In using Freudian symbology and a cyclical narrative, 'Meshes…' certainly has a dream logic which is reminiscent of surrealist films likes Cocteau's 'Blood of a Poet' as well as Dali and Bunuel's 'Un Chien Andalou'. However, Deren actively rejected the "Surrealist" tag and the difference between 'Meshes' and these seminal surrealist works is marked. Firstly, despite the repeating narrative, objects suddenly transforming into something else, and a lead character that splinters into four, the dramatic structure of 'Meshes…' is quite tight and even though the viewer is challenged in regard to interpretation it struck me as quite straightforward compared to some of her later films. Secondly, the dreamscape of 'Meshes…' is not a celebratory realm liberated from reason, but rather a more claustrophobic and sombre world inhabited by a Grim-Reaper like image with a mirrored face, and the splintered identities of the protagonist who at one point congregate around the kitchen table.

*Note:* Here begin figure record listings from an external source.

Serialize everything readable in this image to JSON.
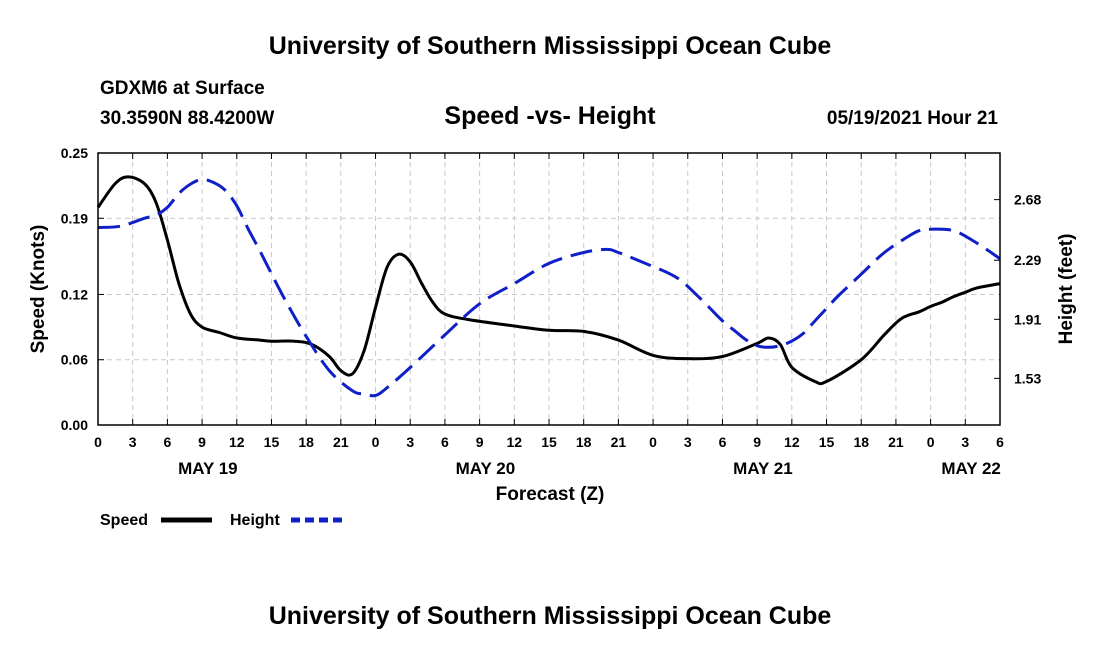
{
  "header": {
    "title_top": "University of Southern Mississippi Ocean Cube",
    "title_bottom": "University of Southern Mississippi Ocean Cube",
    "station": "GDXM6 at Surface",
    "coords": "30.3590N  88.4200W",
    "chart_title": "Speed -vs- Height",
    "datetime": "05/19/2021 Hour 21"
  },
  "legend": {
    "speed_label": "Speed",
    "height_label": "Height"
  },
  "colors": {
    "speed": "#000000",
    "height": "#1020c8"
  },
  "chart_data": {
    "type": "line",
    "title": "Speed -vs- Height",
    "xlabel": "Forecast (Z)",
    "ylabel": "Speed (Knots)",
    "y2label": "Height (feet)",
    "x_unit": "hours since 00Z May 19",
    "xlim": [
      0,
      78
    ],
    "ylim": [
      0,
      0.25
    ],
    "y2lim": [
      1.23,
      2.98
    ],
    "x_ticks": [
      0,
      3,
      6,
      9,
      12,
      15,
      18,
      21,
      24,
      27,
      30,
      33,
      36,
      39,
      42,
      45,
      48,
      51,
      54,
      57,
      60,
      63,
      66,
      69,
      72,
      75,
      78
    ],
    "x_tick_labels": [
      "0",
      "3",
      "6",
      "9",
      "12",
      "15",
      "18",
      "21",
      "0",
      "3",
      "6",
      "9",
      "12",
      "15",
      "18",
      "21",
      "0",
      "3",
      "6",
      "9",
      "12",
      "15",
      "18",
      "21",
      "0",
      "3",
      "6"
    ],
    "date_labels": [
      {
        "x": 9.5,
        "label": "MAY 19"
      },
      {
        "x": 33.5,
        "label": "MAY 20"
      },
      {
        "x": 57.5,
        "label": "MAY 21"
      },
      {
        "x": 75.5,
        "label": "MAY 22"
      }
    ],
    "y_ticks": [
      0.0,
      0.06,
      0.12,
      0.19,
      0.25
    ],
    "y_tick_labels": [
      "0.00",
      "0.06",
      "0.12",
      "0.19",
      "0.25"
    ],
    "y2_ticks": [
      1.53,
      1.91,
      2.29,
      2.68
    ],
    "y2_tick_labels": [
      "1.53",
      "1.91",
      "2.29",
      "2.68"
    ],
    "grid": true,
    "series": [
      {
        "name": "Speed",
        "axis": "left",
        "style": "solid",
        "x": [
          0,
          1.5,
          2.6,
          4,
          5,
          6,
          7,
          8,
          9,
          10.5,
          12,
          14,
          15,
          17,
          18.5,
          20,
          21,
          22,
          23,
          24,
          25,
          26,
          27,
          28,
          29,
          30,
          32,
          36,
          39,
          42,
          45,
          48,
          51,
          54,
          57,
          58,
          59,
          60,
          62,
          63,
          66,
          68,
          69.5,
          71,
          72,
          73,
          74,
          75,
          76,
          78
        ],
        "y": [
          0.2,
          0.222,
          0.228,
          0.222,
          0.205,
          0.17,
          0.13,
          0.102,
          0.09,
          0.085,
          0.08,
          0.078,
          0.077,
          0.077,
          0.074,
          0.063,
          0.05,
          0.047,
          0.068,
          0.108,
          0.145,
          0.157,
          0.15,
          0.13,
          0.112,
          0.102,
          0.097,
          0.091,
          0.087,
          0.086,
          0.078,
          0.064,
          0.061,
          0.063,
          0.075,
          0.08,
          0.074,
          0.053,
          0.04,
          0.04,
          0.06,
          0.083,
          0.098,
          0.104,
          0.109,
          0.113,
          0.118,
          0.122,
          0.126,
          0.13
        ]
      },
      {
        "name": "Height",
        "axis": "right",
        "style": "dashed",
        "x": [
          0,
          2,
          4,
          5,
          6,
          7,
          8,
          9,
          10,
          11,
          12,
          13,
          14,
          16,
          18,
          20,
          22,
          23,
          24,
          25,
          27,
          30,
          33,
          36,
          39,
          42,
          44,
          45,
          47,
          50,
          52,
          54,
          55,
          56,
          57,
          58,
          59,
          60,
          61,
          62,
          63,
          64,
          66,
          68,
          70,
          71,
          72,
          74,
          76,
          78
        ],
        "y": [
          2.5,
          2.51,
          2.56,
          2.58,
          2.63,
          2.72,
          2.78,
          2.81,
          2.79,
          2.74,
          2.64,
          2.49,
          2.35,
          2.06,
          1.8,
          1.58,
          1.45,
          1.43,
          1.42,
          1.47,
          1.6,
          1.81,
          2.01,
          2.14,
          2.27,
          2.34,
          2.36,
          2.34,
          2.28,
          2.18,
          2.05,
          1.9,
          1.84,
          1.78,
          1.74,
          1.73,
          1.74,
          1.77,
          1.82,
          1.9,
          1.98,
          2.06,
          2.2,
          2.34,
          2.44,
          2.48,
          2.49,
          2.48,
          2.4,
          2.3
        ]
      }
    ]
  }
}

Since it was made, the film has had an immense impact both cinematically (in inspiring a new generation of film-makers to pick up the camera) and culturally given that the most favoured interpretation is that it is a feminist commentary on gender identity and sexual politics in an era when the role of women was changing dramatically. One might think that, in an era when David Lynch is mainstream and woman are arguably liberated, 'Meshes…' would feel dated. However, this is not the case, and remains fresh and engaging to a modern viewer in addition to its (deserved) status as a fascinating and influential piece of early experimental film.